Until now, if you wanted to do serious robotics, you had to live in the ROS 2 Universe. You had to navigate the old-school architecture of nodes, publishers, and subscribers. You had to learn the ROS jargon.
Its like programming before AI: you spent so much time focused on syntax and studying the language, you can quickly lose the forest for the trees. Even a seasoned engineer would act like they were fighting the computer rather than working with it.
And yes, in our last episode, I was excited about bridging Openclaw and ROS. The world’s moving so fast, that I’m now off both ROS and Openclaw now.

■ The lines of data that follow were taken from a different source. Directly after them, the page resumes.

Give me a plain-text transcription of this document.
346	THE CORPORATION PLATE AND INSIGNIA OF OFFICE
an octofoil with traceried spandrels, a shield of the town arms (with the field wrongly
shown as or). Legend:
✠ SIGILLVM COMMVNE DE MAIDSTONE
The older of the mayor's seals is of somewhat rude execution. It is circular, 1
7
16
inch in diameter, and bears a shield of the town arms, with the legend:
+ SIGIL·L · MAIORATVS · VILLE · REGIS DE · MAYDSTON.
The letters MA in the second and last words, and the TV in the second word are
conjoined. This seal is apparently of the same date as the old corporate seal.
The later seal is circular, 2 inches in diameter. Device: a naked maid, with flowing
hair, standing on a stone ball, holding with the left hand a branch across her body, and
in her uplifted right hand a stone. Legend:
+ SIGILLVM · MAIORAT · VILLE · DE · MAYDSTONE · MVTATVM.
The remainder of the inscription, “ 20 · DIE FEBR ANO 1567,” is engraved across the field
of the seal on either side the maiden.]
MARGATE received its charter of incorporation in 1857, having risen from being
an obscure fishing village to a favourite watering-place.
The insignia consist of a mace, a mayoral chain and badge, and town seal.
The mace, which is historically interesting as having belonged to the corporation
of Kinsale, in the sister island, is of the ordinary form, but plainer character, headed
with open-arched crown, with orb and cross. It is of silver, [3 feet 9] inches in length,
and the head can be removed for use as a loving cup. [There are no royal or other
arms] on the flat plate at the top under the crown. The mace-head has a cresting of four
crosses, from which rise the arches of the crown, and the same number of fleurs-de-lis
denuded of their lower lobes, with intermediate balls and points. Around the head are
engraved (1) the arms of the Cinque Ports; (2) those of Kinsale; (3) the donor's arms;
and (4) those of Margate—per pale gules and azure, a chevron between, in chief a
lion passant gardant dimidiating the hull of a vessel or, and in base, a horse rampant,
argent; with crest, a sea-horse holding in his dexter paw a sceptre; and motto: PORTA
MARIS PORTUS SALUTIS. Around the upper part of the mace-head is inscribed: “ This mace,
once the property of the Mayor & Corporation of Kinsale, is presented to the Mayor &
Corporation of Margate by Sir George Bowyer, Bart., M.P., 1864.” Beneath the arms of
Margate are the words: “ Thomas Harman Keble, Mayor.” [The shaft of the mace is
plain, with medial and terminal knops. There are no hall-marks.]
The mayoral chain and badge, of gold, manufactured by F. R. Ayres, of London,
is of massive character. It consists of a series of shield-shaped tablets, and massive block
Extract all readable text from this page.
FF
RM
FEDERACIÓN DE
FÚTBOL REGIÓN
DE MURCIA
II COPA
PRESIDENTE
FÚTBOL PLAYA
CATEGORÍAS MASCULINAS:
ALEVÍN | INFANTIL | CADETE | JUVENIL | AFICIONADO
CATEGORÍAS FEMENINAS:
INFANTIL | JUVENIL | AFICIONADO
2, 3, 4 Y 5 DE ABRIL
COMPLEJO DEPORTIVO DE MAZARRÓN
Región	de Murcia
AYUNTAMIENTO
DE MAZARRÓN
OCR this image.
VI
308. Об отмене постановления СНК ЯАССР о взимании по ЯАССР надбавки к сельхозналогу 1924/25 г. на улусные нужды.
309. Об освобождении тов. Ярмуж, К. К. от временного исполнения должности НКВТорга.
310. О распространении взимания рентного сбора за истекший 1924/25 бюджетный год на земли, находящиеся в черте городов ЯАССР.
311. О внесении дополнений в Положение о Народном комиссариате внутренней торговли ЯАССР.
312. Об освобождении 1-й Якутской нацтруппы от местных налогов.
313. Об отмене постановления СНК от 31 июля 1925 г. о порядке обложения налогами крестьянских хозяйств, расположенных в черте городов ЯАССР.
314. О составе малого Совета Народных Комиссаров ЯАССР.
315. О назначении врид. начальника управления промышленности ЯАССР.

The new stack? Hermes and DORA.
If ROS 2 is dial-up internet, Dora is fiber optics. 17x faster & zero-copy shared memory (which apparently is important.)
Dora feels like vibe coding for hardware. It makes ROS 2 look like punch cards.
What used to take 7 files, complex build steps, and a prayer to the false-god known as ROS, has been distilled into a single, clean yaml file. So simple, I might even write my own node.
DORA is AI-native. Hermes plugs right into it allowing you to prompt your robot in plain language.
DORA is the future. The era of ROS-induced headaches is ending. The era of the Dora-driven, AI-integrated, intelligent agent is here.
And the wild part is, so many robot companies are so locked into ROS by now, that they’re going to be very hesitant to adapt. Getting into robotics now is like showing up to a sold out concert the moment they start giving away front row seats: you’ll be in front of everyone.
A big chunk of what made a robotics expert “the expert” just dissolved in the presence of Dora, like a middleware-demon crippled by the presence of an angel.
The world has shifted. Let’s see how long it takes the robot companies to catch up.